The Chair of the National Farm Animal Care Council’s Pig Code Development Committee suggests pork industry stakeholders need to be proactive in defining acceptable standards of animal care.
The Pig Code of Practice outlines minimum standards for the care of pigs.
The National Farm Animal Care Council’s Pig Code Development Committee, which is made up of pork producers, practicing veterinarians, swine researchers and representatives of government and animal welfare organizations, has been working on revising the code for just over a year.
Committee Chair Florian Possberg says the purpose of code committee is to gather input from a broad cross section of stakeholders.
We’re covering a full spectrum of things around pig care, so everything from feed and water, housing, there’s things like how we deal with compromised animals, there’s sensitive issues like how we group our sows, whether they’re in stalls or in group housing, painful procedures like castration is one of the things that we’re looking at so it’s really the full spectrum of animal welfare issues around pig production.

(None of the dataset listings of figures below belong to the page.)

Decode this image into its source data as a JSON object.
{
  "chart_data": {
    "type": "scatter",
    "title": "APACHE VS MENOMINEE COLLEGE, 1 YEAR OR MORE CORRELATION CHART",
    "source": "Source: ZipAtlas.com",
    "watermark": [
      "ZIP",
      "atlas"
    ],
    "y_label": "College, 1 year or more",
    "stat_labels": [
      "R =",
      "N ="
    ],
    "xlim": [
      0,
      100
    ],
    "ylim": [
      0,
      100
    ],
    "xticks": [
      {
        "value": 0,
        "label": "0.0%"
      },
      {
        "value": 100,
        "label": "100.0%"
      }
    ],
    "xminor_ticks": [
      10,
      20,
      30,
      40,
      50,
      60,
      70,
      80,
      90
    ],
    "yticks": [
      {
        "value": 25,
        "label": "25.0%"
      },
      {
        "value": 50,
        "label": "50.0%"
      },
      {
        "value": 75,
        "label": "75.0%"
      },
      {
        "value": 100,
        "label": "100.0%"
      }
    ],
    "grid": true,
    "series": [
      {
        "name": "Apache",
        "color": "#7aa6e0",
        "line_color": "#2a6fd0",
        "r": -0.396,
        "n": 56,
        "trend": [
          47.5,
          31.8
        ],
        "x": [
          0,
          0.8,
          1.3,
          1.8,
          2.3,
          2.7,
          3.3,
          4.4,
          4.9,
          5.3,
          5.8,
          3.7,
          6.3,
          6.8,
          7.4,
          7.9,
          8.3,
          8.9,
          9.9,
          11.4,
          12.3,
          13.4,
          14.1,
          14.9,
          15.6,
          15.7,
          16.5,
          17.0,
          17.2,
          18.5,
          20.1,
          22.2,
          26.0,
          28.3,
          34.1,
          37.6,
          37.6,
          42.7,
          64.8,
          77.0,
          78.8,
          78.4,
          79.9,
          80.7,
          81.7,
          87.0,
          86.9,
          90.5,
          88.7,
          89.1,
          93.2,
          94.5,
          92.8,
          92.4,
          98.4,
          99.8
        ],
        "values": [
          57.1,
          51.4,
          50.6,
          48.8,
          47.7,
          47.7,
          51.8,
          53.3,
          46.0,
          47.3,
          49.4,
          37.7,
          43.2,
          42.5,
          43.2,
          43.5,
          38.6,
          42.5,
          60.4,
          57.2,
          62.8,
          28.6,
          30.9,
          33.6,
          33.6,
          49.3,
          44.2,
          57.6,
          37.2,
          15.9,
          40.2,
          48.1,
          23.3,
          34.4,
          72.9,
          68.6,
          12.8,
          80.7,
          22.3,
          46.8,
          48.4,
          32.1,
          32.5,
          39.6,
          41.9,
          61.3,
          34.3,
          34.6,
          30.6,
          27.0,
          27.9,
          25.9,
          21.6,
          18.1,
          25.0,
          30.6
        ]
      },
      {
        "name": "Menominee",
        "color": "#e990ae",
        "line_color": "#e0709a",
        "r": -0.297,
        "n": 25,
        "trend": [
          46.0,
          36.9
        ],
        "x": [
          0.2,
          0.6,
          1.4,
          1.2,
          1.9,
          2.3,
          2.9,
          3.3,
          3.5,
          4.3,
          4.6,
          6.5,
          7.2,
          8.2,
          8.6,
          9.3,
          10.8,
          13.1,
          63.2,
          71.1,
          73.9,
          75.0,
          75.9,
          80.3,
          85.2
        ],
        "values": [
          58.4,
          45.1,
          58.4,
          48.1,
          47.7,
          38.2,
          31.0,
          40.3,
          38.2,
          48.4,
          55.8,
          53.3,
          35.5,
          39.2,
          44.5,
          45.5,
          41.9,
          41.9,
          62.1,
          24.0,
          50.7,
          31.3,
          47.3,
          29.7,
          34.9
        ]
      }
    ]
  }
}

Our last code was updated and finalized in 1993 so that’s been a few years ago and a number of things have changed, everything has changed quite frankly in the last 18 years or so so it was due for an update.

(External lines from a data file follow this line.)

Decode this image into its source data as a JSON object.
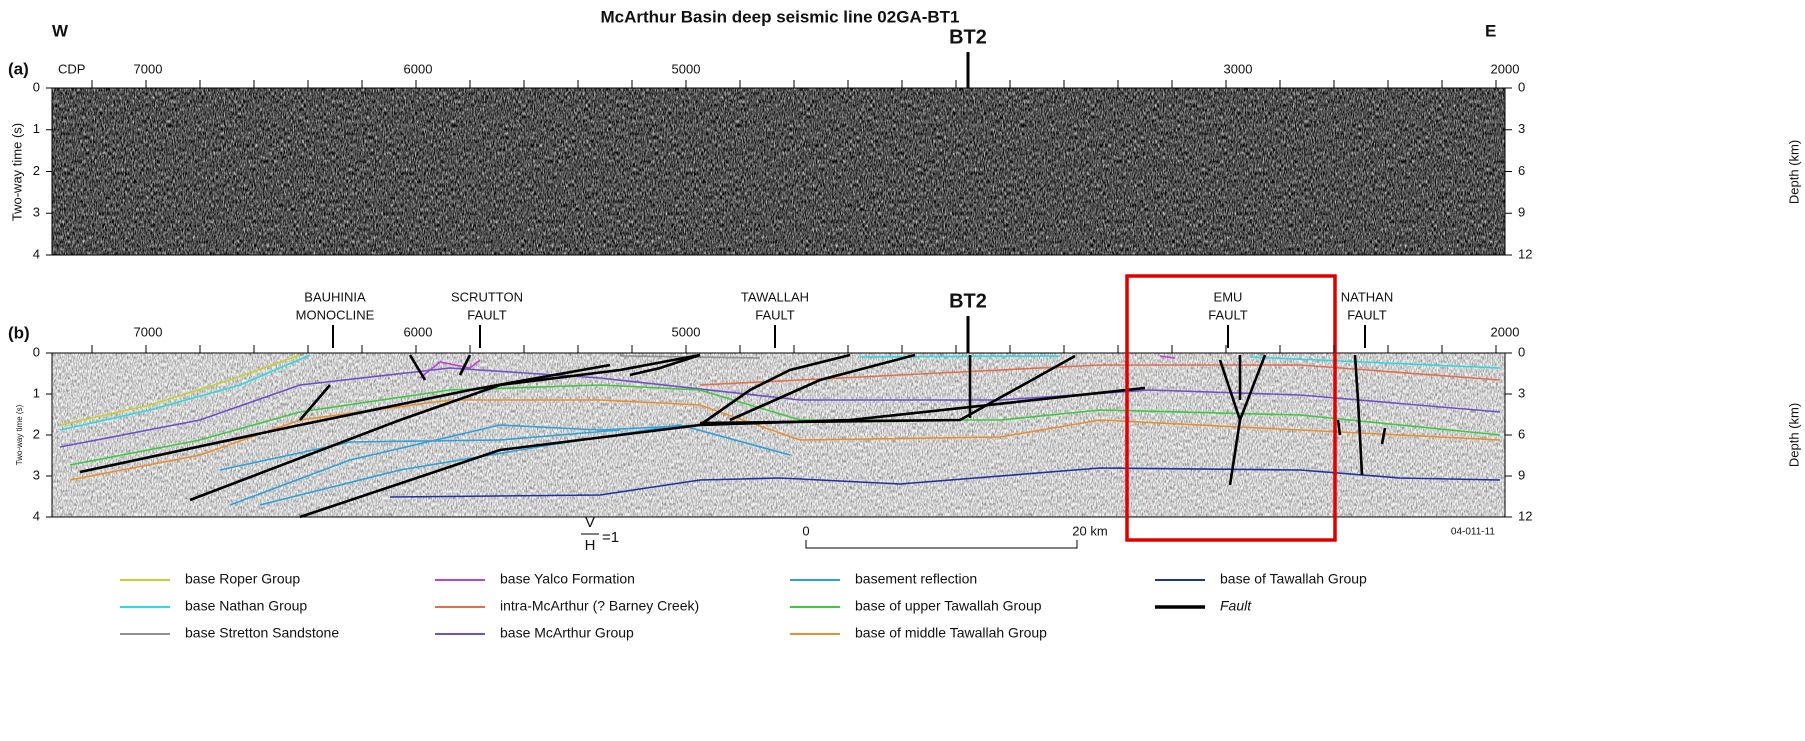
{
  "title": "McArthur Basin deep seismic line 02GA-BT1",
  "west": "W",
  "east": "E",
  "panel_a": {
    "label": "(a)",
    "cdp_label": "CDP",
    "marker": "BT2",
    "cdp_ticks": [
      "7000",
      "6000",
      "5000",
      "3000",
      "2000"
    ],
    "time_axis_title": "Two-way time (s)",
    "time_ticks": [
      "0",
      "1",
      "2",
      "3",
      "4"
    ],
    "depth_axis_title": "Depth (km)",
    "depth_ticks": [
      "0",
      "3",
      "6",
      "9",
      "12"
    ]
  },
  "panel_b": {
    "label": "(b)",
    "marker": "BT2",
    "structures": [
      {
        "lines": [
          "BAUHINIA",
          "MONOCLINE"
        ]
      },
      {
        "lines": [
          "SCRUTTON",
          "FAULT"
        ]
      },
      {
        "lines": [
          "TAWALLAH",
          "FAULT"
        ]
      },
      {
        "lines": [
          "EMU",
          "FAULT"
        ]
      },
      {
        "lines": [
          "NATHAN",
          "FAULT"
        ]
      }
    ],
    "cdp_ticks": [
      "7000",
      "6000",
      "5000",
      "2000"
    ],
    "time_axis_title": "Two-way time (s)",
    "time_ticks": [
      "0",
      "1",
      "2",
      "3",
      "4"
    ],
    "depth_axis_title": "Depth (km)",
    "depth_ticks": [
      "0",
      "3",
      "6",
      "9",
      "12"
    ]
  },
  "scale": {
    "ratio_top": "V",
    "ratio_bottom": "H",
    "ratio_eq": "=1",
    "start": "0",
    "end": "20 km"
  },
  "figure_id": "04-011-11",
  "legend": [
    {
      "label": "base Roper Group",
      "color": "#c8d030"
    },
    {
      "label": "base Nathan Group",
      "color": "#30d8e0"
    },
    {
      "label": "base Stretton Sandstone",
      "color": "#909090"
    },
    {
      "label": "base Yalco Formation",
      "color": "#c040d0"
    },
    {
      "label": "intra-McArthur (? Barney Creek)",
      "color": "#e07050"
    },
    {
      "label": "base McArthur Group",
      "color": "#7050c8"
    },
    {
      "label": "basement reflection",
      "color": "#30a0d8"
    },
    {
      "label": "base of upper Tawallah Group",
      "color": "#40c840"
    },
    {
      "label": "base of middle Tawallah Group",
      "color": "#e89030"
    },
    {
      "label": "base of Tawallah Group",
      "color": "#2030a0"
    },
    {
      "label": "Fault",
      "color": "#000000"
    }
  ]
}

Part of the whole code process though is to try to get all commodities to update their codes and make them current.
Possberg says, if you don’t establish what acceptable animal care is, sometimes special interest groups will define the practices that are acceptable that may in fact not be the right thing for the animals or for the industry.
He expects the first draft of the new code to be ready this summer, it will be revised based on stakeholder input and the goal is to have a new code ready for publication by June or July of 2013.